Writing - For crying out loud!


In a recent book column ‘A Passion for Books’ novelist Pat Barker was interviewed. One of the set questions asked was, ‘(The book) that made me cry’.  Her answer was ‘I don’t cry over books…’ She went on to say she cried with laughter over a Helen Simpson book.

Barker is an award-winning author of over a dozen books, including the Regeneration Trilogy about the trauma of the First World War.

What I can’t fathom is that no book has affected this novelist’s tear ducts.

Authors write to entertain, but they also strive (not always successfully) to engage the reader’s emotions, to walk inside someone else’s head, to evince an emotional response – whether that’s amusement, anger, compassion, or even hate. It's a fine balance to tread between mawkishness, sentimentality and the shared human condition.

I couldn’t begin to list all the books that have brought a tear or two to my eyes. Not the entire book, you understand, but certain scenes.

I’ve shed a tear while reading Gone With the Wind, War and Peace, Jane Eyre, An Old Captivity, Call of the Wild, Clan of the Cave Bear, David Copperfield, Forever Amber, Frankenstein, I Love Galesburg in the Springtime, O Henry short stories, Shane, Sophie’s Choice, The Girl of the Sea of Cortez, The Grass is Singing, The Magic Toyshop, The Rainbow, The Raj Quartet, The Time Traveller’s Wife, This Thing of Darkness, White Fang, To Kill a Mockingbird, Mead’s Quest, The Snake Den, Lonesome Dove, Strummin’ the Banjo Moon, Fluke, Playing on Cotton Clouds, Schindler’s Ark, and Truth Lies Buried, to name a few… 

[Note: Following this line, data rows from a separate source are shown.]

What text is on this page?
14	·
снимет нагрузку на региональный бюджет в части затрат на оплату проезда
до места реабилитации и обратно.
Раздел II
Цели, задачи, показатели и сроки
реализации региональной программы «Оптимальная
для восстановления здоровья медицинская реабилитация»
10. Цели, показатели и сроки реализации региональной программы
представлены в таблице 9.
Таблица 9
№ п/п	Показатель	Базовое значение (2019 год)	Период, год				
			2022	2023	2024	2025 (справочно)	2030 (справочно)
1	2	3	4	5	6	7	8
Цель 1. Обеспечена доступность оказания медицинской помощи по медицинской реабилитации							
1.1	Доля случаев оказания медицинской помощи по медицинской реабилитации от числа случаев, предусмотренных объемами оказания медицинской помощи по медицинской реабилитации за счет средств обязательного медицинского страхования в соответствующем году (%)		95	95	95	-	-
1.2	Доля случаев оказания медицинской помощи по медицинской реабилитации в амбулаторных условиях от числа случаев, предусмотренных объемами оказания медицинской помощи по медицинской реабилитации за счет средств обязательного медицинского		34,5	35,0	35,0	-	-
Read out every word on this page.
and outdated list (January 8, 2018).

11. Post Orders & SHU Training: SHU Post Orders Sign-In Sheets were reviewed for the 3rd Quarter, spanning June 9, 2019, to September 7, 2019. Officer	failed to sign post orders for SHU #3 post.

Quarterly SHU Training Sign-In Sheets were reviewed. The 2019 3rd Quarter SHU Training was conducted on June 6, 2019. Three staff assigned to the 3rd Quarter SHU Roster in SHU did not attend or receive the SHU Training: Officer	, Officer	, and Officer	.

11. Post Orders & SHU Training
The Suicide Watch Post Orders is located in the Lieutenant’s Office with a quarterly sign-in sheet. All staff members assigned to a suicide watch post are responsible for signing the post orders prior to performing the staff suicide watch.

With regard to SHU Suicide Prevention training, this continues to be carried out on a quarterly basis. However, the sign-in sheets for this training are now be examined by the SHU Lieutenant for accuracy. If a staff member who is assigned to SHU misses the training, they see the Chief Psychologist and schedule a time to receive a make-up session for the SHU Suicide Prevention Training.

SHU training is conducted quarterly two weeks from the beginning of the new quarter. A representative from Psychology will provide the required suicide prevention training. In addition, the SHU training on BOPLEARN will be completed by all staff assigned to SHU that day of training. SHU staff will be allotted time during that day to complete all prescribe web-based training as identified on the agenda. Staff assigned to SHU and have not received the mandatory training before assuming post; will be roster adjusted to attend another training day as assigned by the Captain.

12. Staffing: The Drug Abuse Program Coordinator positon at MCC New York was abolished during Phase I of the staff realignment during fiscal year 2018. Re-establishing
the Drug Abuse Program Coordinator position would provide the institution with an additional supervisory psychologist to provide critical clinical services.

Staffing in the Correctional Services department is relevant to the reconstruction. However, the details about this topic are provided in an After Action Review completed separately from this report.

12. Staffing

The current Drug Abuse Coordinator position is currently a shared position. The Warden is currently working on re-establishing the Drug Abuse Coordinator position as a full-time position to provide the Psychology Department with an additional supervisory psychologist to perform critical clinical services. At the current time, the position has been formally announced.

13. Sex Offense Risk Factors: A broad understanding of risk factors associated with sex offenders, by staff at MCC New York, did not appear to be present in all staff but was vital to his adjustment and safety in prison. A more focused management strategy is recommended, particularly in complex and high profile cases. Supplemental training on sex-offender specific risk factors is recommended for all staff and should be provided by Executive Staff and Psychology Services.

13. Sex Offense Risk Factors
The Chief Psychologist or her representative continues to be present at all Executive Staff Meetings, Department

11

Can you name a book that has brought tears to your eyes? (I don’t mean tears of anguish or annoyance at the quality of the writing!)

2 comments:

Jo Walpole said...

Diana by RF Delderfield. Definitely Gone With The Wind. Bitter Eden by Sharon Salvato. Watership Down by Richard Adams. There are so many.

Nik Morton said...

Yes, Jo, I fondly remember Diana, too. And Watership Down, of course! And I omitted Shute's A Requiem for a Wren.